The media were extremely influential, particularly at such places as university campuses and the firesides of American families whose sons had been conscripted for service. When casualties of 150 a week began to be reported, the war began to be increasingly unpopular. President Johnson, who was temperamentally oversensitive to criticism, believed that one particular broadcast by Walter Cronkite in February 1968, just after Tet, lost him Middle America. "If I've lost Kronkite," he said to his staff, "I have lost the war."

President Bush must now expect that America's television anchormen will be looking for a similar opportunity to damage him. If they find it, the blame will be the President's alone.

The Vietnam war was not lost on the battlefield, but in the American media's treatment of news from the front line.
Posted by:tipper

#4  Yep it's the treasonous MSM that's the real enemy.
Posted by: Bright Pebbles in Blairistan   2006-10-21 13:47  

#3  This dumb MF'er. He reinforces Bush's point.

"The Vietnam war was not lost on the battlefield, but in the American media's treatment of news from the front line."

That's what's going on now with MSM. Just look at that CNN shit. And, like then, the military is being held back by incompetent civilian leadership. This is Bush's real failure. He can't communicate with the American public. He should have said at the outset that Americans were going to inflict their wrath on this enemy , wherever it was found. And, that would mean unrestricted killing of those who wish harm to Americans. He should have said that it would result in loss of American soldiers, but the real toll would be on those enemies who would be guaranteed to lose millions in population. Had he done this initially, the public could have digested it, and would have supported it.

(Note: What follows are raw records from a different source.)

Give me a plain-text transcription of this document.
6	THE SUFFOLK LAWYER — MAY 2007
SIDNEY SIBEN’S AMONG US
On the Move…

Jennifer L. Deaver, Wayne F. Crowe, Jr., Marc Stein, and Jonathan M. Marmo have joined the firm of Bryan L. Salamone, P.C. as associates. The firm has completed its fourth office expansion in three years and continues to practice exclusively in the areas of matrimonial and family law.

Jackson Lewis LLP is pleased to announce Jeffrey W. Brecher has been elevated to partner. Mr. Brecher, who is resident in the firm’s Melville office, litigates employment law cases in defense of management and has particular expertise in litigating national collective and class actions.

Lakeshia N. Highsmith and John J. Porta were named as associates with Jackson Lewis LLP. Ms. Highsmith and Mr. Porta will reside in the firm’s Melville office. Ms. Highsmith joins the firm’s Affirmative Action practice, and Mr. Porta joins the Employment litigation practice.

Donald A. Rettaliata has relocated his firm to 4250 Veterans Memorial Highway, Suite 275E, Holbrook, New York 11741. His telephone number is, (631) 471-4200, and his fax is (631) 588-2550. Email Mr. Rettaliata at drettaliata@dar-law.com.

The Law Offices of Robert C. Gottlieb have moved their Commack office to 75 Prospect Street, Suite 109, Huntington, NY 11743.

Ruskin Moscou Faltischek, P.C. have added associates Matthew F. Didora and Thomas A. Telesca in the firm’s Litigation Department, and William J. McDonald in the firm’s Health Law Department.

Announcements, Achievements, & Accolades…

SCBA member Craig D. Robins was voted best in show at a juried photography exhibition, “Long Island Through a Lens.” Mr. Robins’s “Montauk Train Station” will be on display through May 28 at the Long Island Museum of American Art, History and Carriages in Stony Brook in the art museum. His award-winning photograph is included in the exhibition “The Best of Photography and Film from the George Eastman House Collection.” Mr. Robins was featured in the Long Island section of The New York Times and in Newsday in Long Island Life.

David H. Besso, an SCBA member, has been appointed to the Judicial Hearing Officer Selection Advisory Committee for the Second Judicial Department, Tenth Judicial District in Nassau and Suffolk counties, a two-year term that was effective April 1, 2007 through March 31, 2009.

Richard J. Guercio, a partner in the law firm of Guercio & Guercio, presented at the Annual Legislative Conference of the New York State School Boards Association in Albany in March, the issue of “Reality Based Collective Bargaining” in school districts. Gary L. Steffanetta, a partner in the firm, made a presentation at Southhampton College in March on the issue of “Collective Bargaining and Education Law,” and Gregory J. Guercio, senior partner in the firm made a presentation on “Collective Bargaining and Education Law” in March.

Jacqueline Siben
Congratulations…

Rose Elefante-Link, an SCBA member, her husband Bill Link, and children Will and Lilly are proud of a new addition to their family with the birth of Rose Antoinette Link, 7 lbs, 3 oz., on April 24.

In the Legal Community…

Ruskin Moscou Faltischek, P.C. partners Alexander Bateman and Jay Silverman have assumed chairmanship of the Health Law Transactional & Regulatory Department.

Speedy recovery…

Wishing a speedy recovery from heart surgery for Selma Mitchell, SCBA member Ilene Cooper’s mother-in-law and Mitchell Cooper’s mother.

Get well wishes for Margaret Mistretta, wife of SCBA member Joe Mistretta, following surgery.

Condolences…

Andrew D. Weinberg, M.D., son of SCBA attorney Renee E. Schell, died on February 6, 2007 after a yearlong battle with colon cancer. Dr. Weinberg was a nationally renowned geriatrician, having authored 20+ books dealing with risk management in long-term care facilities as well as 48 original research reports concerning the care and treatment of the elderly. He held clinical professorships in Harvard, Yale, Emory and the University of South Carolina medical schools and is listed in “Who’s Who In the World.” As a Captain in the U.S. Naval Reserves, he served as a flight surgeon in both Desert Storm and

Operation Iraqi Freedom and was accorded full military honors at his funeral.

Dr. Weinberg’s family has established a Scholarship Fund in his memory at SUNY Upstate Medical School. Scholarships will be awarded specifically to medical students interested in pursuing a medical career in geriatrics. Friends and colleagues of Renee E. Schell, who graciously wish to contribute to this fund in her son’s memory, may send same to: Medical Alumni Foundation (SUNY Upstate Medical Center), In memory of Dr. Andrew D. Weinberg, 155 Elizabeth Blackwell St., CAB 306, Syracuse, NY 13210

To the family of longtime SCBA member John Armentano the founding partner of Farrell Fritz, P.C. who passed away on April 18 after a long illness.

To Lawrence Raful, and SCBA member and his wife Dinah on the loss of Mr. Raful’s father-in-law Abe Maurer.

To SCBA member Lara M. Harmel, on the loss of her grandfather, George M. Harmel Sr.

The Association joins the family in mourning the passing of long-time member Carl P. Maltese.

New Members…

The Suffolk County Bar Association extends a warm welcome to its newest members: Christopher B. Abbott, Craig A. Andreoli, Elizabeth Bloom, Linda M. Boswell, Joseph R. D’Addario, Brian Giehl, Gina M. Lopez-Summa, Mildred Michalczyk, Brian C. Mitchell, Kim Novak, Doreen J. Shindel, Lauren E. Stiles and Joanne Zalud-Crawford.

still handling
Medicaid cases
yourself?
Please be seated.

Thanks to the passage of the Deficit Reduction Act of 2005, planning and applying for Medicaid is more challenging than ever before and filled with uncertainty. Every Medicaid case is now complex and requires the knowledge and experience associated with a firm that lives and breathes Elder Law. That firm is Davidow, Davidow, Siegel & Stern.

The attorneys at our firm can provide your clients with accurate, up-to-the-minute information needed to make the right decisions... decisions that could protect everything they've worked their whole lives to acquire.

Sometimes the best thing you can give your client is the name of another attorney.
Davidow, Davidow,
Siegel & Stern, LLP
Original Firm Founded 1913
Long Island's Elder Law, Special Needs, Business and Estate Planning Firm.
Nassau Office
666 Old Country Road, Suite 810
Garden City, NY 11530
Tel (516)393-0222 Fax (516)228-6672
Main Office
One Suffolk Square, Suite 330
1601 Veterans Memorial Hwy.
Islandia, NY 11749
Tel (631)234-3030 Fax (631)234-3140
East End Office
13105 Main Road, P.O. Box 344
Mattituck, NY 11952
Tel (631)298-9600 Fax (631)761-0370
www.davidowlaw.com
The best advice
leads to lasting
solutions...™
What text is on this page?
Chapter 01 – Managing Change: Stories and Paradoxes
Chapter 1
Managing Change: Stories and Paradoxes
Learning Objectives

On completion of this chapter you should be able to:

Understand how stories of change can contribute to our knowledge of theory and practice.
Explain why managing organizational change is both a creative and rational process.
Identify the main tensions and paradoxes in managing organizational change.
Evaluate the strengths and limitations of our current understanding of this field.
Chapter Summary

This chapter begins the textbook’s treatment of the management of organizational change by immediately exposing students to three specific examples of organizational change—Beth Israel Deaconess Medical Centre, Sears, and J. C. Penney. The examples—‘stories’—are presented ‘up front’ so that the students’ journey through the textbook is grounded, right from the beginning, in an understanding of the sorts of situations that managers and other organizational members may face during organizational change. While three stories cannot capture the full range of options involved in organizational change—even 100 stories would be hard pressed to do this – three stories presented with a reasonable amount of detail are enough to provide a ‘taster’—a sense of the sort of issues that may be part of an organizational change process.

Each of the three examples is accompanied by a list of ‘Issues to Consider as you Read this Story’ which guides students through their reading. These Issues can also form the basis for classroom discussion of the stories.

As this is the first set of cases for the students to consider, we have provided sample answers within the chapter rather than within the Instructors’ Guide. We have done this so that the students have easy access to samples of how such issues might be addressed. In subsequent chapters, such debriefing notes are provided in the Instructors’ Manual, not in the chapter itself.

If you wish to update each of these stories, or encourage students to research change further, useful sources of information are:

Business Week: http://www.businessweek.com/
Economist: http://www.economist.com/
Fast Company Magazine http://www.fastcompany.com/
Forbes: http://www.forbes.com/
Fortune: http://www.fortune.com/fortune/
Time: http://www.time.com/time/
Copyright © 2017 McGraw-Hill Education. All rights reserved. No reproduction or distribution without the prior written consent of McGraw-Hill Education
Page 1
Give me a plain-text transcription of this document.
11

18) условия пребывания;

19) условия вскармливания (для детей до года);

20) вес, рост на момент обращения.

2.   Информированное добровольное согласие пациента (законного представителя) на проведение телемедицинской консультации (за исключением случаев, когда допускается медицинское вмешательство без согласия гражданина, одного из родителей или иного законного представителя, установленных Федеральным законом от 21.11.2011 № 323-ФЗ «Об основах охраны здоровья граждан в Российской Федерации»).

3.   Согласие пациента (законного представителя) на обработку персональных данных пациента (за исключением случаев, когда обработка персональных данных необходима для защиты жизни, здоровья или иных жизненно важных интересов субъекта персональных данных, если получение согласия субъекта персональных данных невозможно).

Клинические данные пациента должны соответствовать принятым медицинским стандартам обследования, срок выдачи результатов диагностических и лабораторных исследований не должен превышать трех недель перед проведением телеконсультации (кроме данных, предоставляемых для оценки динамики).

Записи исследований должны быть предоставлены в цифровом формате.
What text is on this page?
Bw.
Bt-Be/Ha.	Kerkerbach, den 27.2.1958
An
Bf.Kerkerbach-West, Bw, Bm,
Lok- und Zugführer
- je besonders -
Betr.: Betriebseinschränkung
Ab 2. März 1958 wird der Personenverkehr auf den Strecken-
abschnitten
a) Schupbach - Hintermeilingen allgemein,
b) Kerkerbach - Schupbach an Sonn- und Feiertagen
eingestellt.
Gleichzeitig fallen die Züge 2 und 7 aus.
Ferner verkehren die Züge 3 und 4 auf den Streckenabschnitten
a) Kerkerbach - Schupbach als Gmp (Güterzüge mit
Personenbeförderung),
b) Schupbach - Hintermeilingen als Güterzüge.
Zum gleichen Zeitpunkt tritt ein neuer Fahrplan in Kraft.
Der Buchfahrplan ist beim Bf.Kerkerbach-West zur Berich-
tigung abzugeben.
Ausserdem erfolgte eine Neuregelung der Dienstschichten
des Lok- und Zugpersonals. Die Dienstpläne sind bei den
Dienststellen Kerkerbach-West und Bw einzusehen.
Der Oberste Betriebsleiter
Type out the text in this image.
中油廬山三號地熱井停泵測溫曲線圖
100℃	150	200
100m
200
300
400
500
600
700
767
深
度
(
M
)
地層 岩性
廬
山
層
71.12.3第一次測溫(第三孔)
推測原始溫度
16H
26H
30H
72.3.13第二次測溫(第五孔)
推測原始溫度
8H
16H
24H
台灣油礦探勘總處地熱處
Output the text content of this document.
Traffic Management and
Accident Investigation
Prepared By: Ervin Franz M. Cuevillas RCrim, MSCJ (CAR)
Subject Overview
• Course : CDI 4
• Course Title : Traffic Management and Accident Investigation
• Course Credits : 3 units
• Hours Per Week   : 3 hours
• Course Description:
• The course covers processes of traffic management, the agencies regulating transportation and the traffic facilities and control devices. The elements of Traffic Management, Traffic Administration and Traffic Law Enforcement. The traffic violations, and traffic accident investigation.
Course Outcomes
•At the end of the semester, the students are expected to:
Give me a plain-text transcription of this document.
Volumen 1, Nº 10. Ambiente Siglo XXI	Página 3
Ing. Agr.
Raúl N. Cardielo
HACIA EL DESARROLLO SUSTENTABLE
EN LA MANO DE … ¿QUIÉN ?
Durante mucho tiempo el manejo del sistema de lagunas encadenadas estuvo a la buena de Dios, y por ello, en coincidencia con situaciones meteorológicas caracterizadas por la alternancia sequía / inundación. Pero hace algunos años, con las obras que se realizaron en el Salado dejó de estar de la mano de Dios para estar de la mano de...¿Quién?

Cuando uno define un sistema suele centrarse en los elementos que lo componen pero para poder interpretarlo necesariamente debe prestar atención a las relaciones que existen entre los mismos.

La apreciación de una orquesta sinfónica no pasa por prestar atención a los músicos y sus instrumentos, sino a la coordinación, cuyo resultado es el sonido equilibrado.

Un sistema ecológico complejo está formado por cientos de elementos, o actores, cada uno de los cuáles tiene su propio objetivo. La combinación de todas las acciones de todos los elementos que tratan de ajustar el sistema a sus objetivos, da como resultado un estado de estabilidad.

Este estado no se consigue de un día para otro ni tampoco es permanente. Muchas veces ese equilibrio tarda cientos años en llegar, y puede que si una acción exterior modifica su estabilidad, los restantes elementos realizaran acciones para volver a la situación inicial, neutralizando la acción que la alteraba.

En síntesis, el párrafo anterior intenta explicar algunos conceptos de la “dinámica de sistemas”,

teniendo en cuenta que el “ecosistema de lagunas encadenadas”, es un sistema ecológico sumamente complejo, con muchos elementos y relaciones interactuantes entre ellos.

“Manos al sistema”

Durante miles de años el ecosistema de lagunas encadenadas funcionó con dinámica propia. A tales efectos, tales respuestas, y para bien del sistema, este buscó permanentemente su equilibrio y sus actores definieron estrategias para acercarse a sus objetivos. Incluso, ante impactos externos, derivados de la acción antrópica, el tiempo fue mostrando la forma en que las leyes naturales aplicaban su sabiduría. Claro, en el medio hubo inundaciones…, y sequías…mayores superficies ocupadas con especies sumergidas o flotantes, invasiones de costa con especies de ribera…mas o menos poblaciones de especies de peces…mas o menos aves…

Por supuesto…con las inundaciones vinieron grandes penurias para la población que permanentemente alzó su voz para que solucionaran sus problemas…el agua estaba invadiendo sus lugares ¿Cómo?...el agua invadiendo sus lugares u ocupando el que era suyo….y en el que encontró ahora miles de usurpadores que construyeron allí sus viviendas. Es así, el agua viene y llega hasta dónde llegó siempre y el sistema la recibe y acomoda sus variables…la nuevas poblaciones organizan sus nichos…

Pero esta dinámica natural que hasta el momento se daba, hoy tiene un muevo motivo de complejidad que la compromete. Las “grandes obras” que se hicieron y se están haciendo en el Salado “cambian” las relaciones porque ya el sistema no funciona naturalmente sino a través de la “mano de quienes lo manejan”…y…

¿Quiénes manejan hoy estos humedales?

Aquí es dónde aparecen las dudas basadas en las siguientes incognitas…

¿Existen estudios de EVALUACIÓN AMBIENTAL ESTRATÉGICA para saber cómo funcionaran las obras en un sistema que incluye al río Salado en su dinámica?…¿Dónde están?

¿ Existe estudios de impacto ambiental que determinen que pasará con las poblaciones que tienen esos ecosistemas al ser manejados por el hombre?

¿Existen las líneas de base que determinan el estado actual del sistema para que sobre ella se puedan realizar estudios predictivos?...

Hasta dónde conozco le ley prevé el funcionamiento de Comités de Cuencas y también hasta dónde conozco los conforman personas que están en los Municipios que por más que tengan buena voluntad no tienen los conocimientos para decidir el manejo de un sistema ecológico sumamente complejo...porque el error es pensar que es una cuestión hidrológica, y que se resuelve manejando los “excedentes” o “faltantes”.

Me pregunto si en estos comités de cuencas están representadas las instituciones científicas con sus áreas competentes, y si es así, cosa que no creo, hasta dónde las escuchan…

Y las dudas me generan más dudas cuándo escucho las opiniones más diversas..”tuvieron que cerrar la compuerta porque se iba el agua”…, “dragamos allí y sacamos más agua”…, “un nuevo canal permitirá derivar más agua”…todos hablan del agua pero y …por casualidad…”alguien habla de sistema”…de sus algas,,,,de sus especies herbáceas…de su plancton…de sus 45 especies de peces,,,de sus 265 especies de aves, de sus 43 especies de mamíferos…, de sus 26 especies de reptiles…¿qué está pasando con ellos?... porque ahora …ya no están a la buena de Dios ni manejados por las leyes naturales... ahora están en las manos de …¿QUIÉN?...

Then, results could have been achieved. Now we're back in the Viet Nam pit. The MSM is doing their best to undermine the government, and most uninformed citizens are being led. And, this election may be lost. Just like for Johnson in '68.
Posted by: SpecOp35   2006-10-21 13:24  

#2  Those of us who do, need to educate those around us who may not see what's going on.
Posted by: lotp   2006-10-21 11:44  

#1  I think Dubya's point was that the current push by the jihadis and insurgents is similar to Tet: they hope to demoralize the folks at home by showing that the fighting can go on and on. Bush knows that the Tet offensive was a military disaster for the Viet Cong (not so much for the NVA), and he's aware of the publicity angle.

So the question is, if the current fighting is a Tet, will we be smart enough to recognize it?